“É preciso garantir condições dignas de trabalho e respaldo legal”, diz Salim sobre motoristas de aplicativos

Trabalhadores pedem melhorias e falam sobre rotina de trabalho durante audiência pública realizada na Assembleia Legislativa

Foto: Reprodução

Atento às novas tecnologias e às demandas da sociedade, o deputado Cairo Salim (Pros) realizou uma audiência pública para debater as condições de trabalho dos motoristas de aplicativos de entrega, nesta sexta-feira, 11, na Assembleia Legislativa do Estado de Goiás. O parlamentar ressaltou que a profissão tem sido a salvação para muita gente, devido ao elevado número de desempregados no país, “mas é preciso garantir melhores condições de trabalho”, observou.
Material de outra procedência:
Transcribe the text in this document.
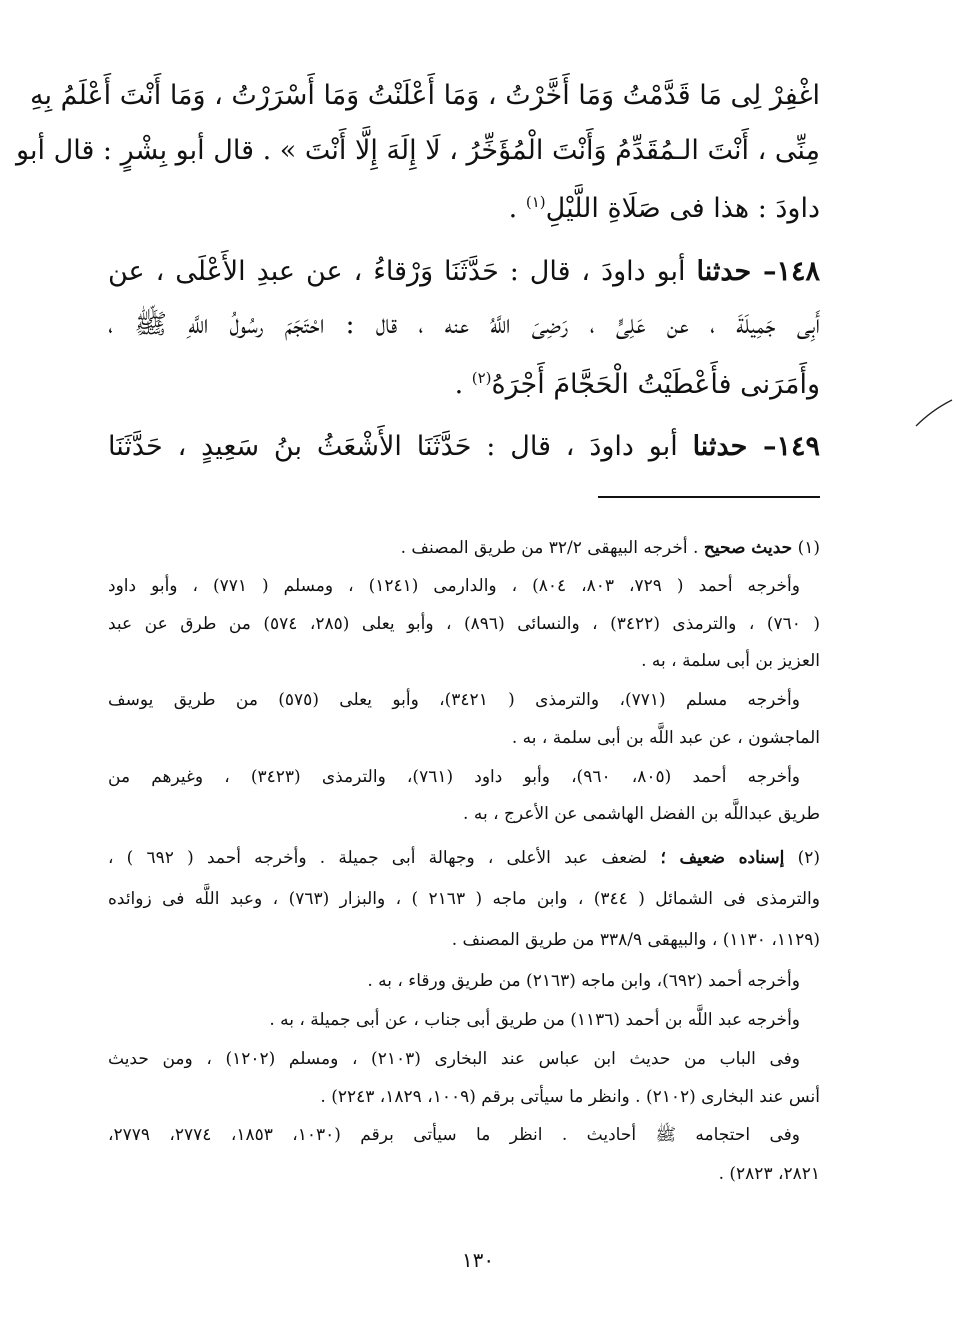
اغْفِرْ لِى مَا قَدَّمْتُ وَمَا أَخَّرْتُ ، وَمَا أَعْلَنْتُ وَمَا أَسْرَرْتُ ، وَمَا أَنْتَ أَعْلَمُ بِهِ
مِنِّى ، أَنْتَ الـمُقَدِّمُ وَأَنْتَ الْمُؤَخِّرُ ، لَا إِلَهَ إِلَّا أَنْتَ » . قال أبو بِشْرٍ : قال أبو
داودَ : هذا فى صَلَاةِ اللَّيْلِ$^{(١)}$ .
١٤٨– حدثنا أبو داودَ ، قال : حَدَّثَنَا وَرْقاءُ ، عن عبدِ الأَعْلَى ، عن
أَبِى جَمِيلَةَ ، عن عَلِىٍّ ، رَضِىَ اللَّهُ عنه ، قال : احْتَجَمَ رسُولُ اللَّهِ ﷺ ،
وأَمَرَنى فأَعْطَيْتُ الْحَجَّامَ أَجْرَهُ$^{(٢)}$ .
١٤٩– حدثنا أبو داودَ ، قال : حَدَّثَنَا الأَشْعَثُ بنُ سَعِيدٍ ، حَدَّثَنَا
(١) حديث صحيح . أخرجه البيهقى ٣٢/٢ من طريق المصنف .
وأخرجه أحمد ( ٧٢٩، ٨٠٣، ٨٠٤) ، والدارمى (١٢٤١) ، ومسلم ( ٧٧١) ، وأبو داود
( ٧٦٠) ، والترمذى (٣٤٢٢) ، والنسائى (٨٩٦) ، وأبو يعلى (٢٨٥، ٥٧٤) من طرق عن عبد
العزيز بن أبى سلمة ، به .
وأخرجه مسلم (٧٧١)، والترمذى ( ٣٤٢١)، وأبو يعلى (٥٧٥) من طريق يوسف
الماجشون ، عن عبد اللَّه بن أبى سلمة ، به .
وأخرجه أحمد (٨٠٥، ٩٦٠)، وأبو داود (٧٦١)، والترمذى (٣٤٢٣) ، وغيرهم من
طريق عبداللَّه بن الفضل الهاشمى عن الأعرج ، به .
(٢) إسناده ضعيف ؛ لضعف عبد الأعلى ، وجهالة أبى جميلة . وأخرجه أحمد ( ٦٩٢ ) ،
والترمذى فى الشمائل ( ٣٤٤) ، وابن ماجه ( ٢١٦٣ ) ، والبزار (٧٦٣) ، وعبد اللَّه فى زوائده
(١١٢٩، ١١٣٠) ، والبيهقى ٣٣٨/٩ من طريق المصنف .
وأخرجه أحمد (٦٩٢)، وابن ماجه (٢١٦٣) من طريق ورقاء ، به .
وأخرجه عبد اللَّه بن أحمد (١١٣٦) من طريق أبى جناب ، عن أبى جميلة ، به .
وفى الباب من حديث ابن عباس عند البخارى (٢١٠٣) ، ومسلم (١٢٠٢) ، ومن حديث
أنس عند البخارى (٢١٠٢) . وانظر ما سيأتى برقم (١٠٠٩، ١٨٢٩، ٢٢٤٣) .
وفى احتجامه ﷺ أحاديث . انظر ما سيأتى برقم (١٠٣٠، ١٨٥٣، ٢٧٧٤، ٢٧٧٩،
٢٨٢١، ٢٨٢٣) .
١٣٠
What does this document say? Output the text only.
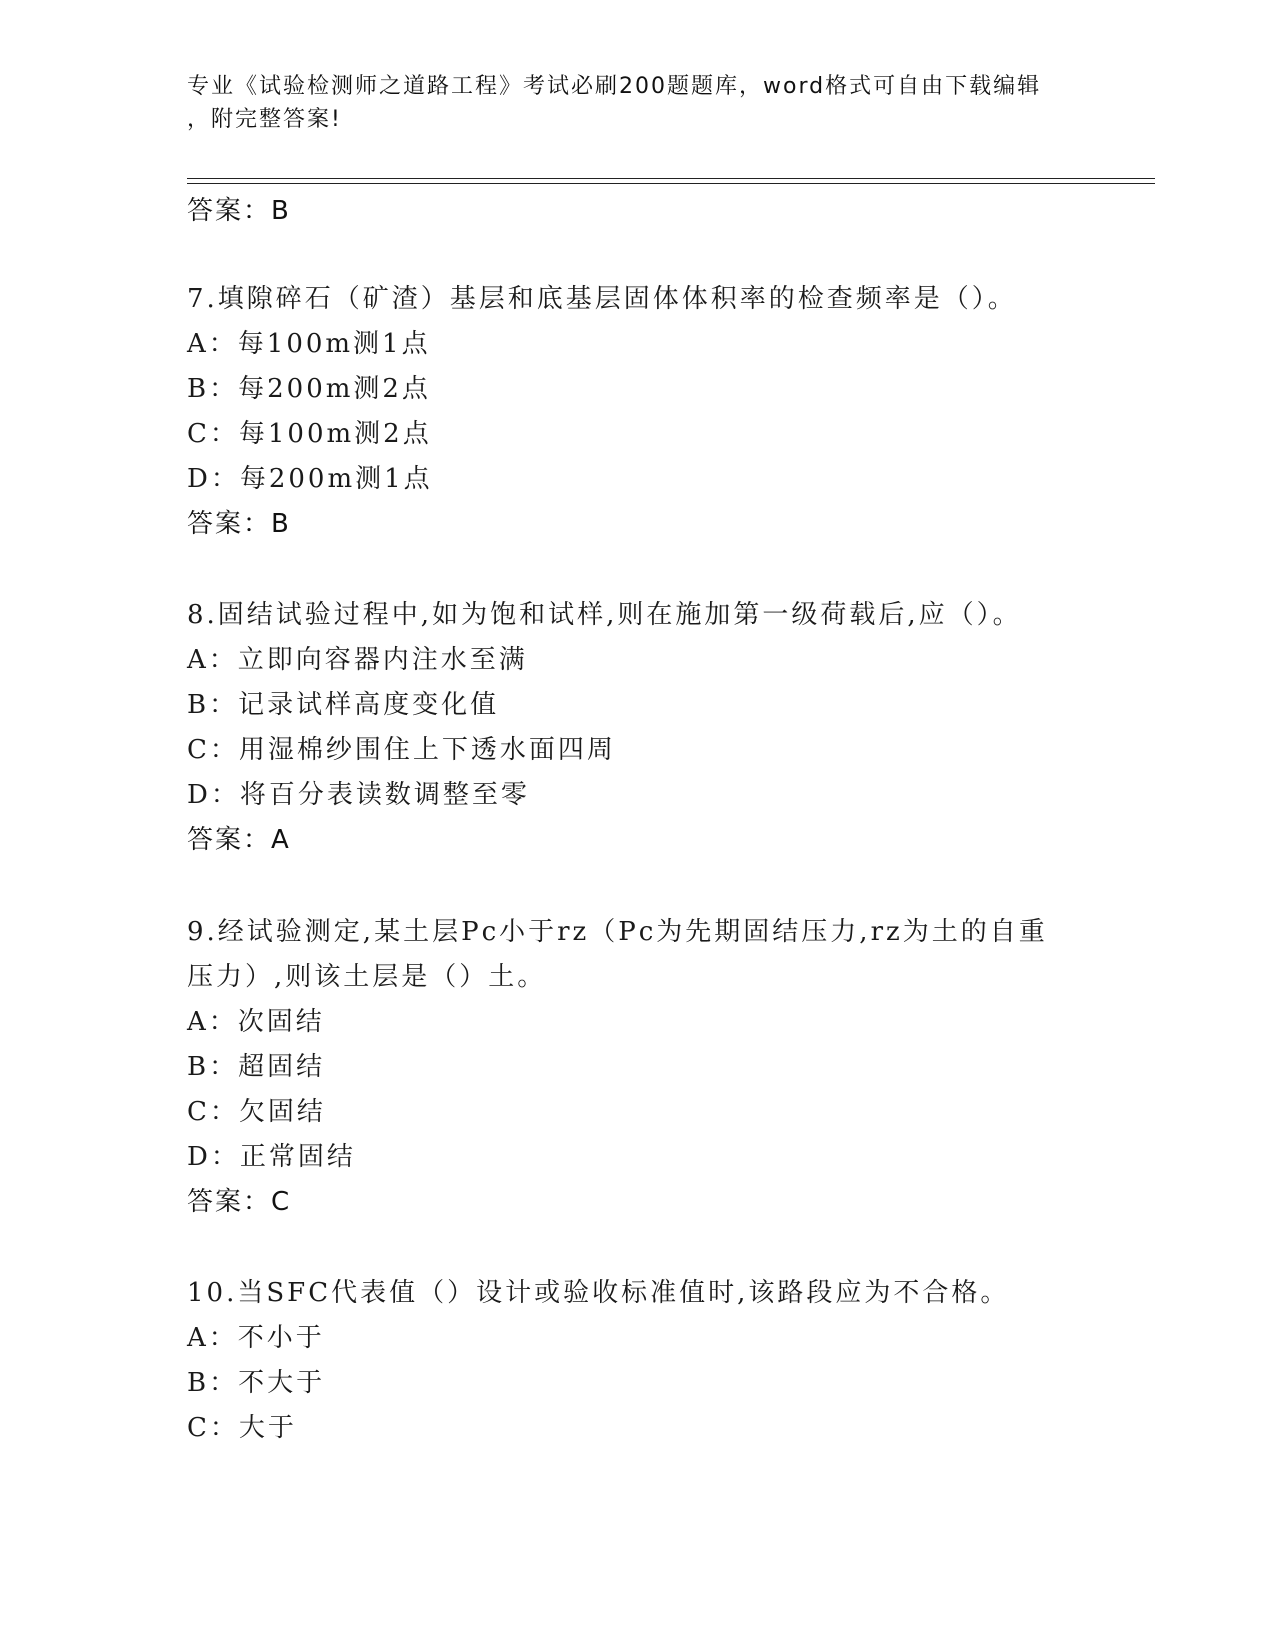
专业《试验检测师之道路工程》考试必刷200题题库，word格式可自由下载编辑
，附完整答案!
答案：B
7.填隙碎石（矿渣）基层和底基层固体体积率的检查频率是（）。
A：每100m测1点
B：每200m测2点
C：每100m测2点
D：每200m测1点
答案：B
8.固结试验过程中,如为饱和试样,则在施加第一级荷载后,应（）。
A：立即向容器内注水至满
B：记录试样高度变化值
C：用湿棉纱围住上下透水面四周
D：将百分表读数调整至零
答案：A
9.经试验测定,某土层Pc小于rz（Pc为先期固结压力,rz为土的自重
压力）,则该土层是（）土。
A：次固结
B：超固结
C：欠固结
D：正常固结
答案：C
10.当SFC代表值（）设计或验收标准值时,该路段应为不合格。
A：不小于
B：不大于
C：大于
“Essas empresas precisam dar uma contrapartida para a sociedade, por isso, defendo o diálogo em busca de melhorias para quem realiza esse tipo de atividade”, defendeu Cairo. “Ninguém aqui quer prejudicar as empresas, somos capitalistas e queremos que as pessoas ganhem dinheiro, mas é preciso olhar para os trabalhadores que estão dia e noite nas ruas, correndo inúmeros riscos e sem qualquer respaldo legal”, argumentou o parlamentar.

Durante o encontro, Salim defendeu a criação de pontos de apoio espalhados pela cidade para atender a cerca de 20 mil trabalhadores que atuam na grande Goiânia. O motorista Paulo Matos questionou o deputado sobre a como funcionaria esse apoio. “São locais com água, banheiro e onde seja possível recarregar a bateria do celular”, exemplificou Cairo. “Vou buscar o apoio da prefeitura de Goiânia, do MPT e de deputados federais, nós podemos pressionar as empresar para que elas ofereçam essa contrapartida”, completou.

Trânsito

Segundo o coordenador técnico do Samu, Aleandro Pinheiro, o número de acidentes com motos tem aumentados consideravelmente na capital, muitos deles vitimando motoristas de aplicativos. O diretor administrativo da Secretaria Municipal de Trânsito e Mobilidade, Robson Alves Paulino, endossou a fala sobre o tema e lembrou que todos os dias um ou dois motociclistas perdem a vida em acidentes somente em Goiânia.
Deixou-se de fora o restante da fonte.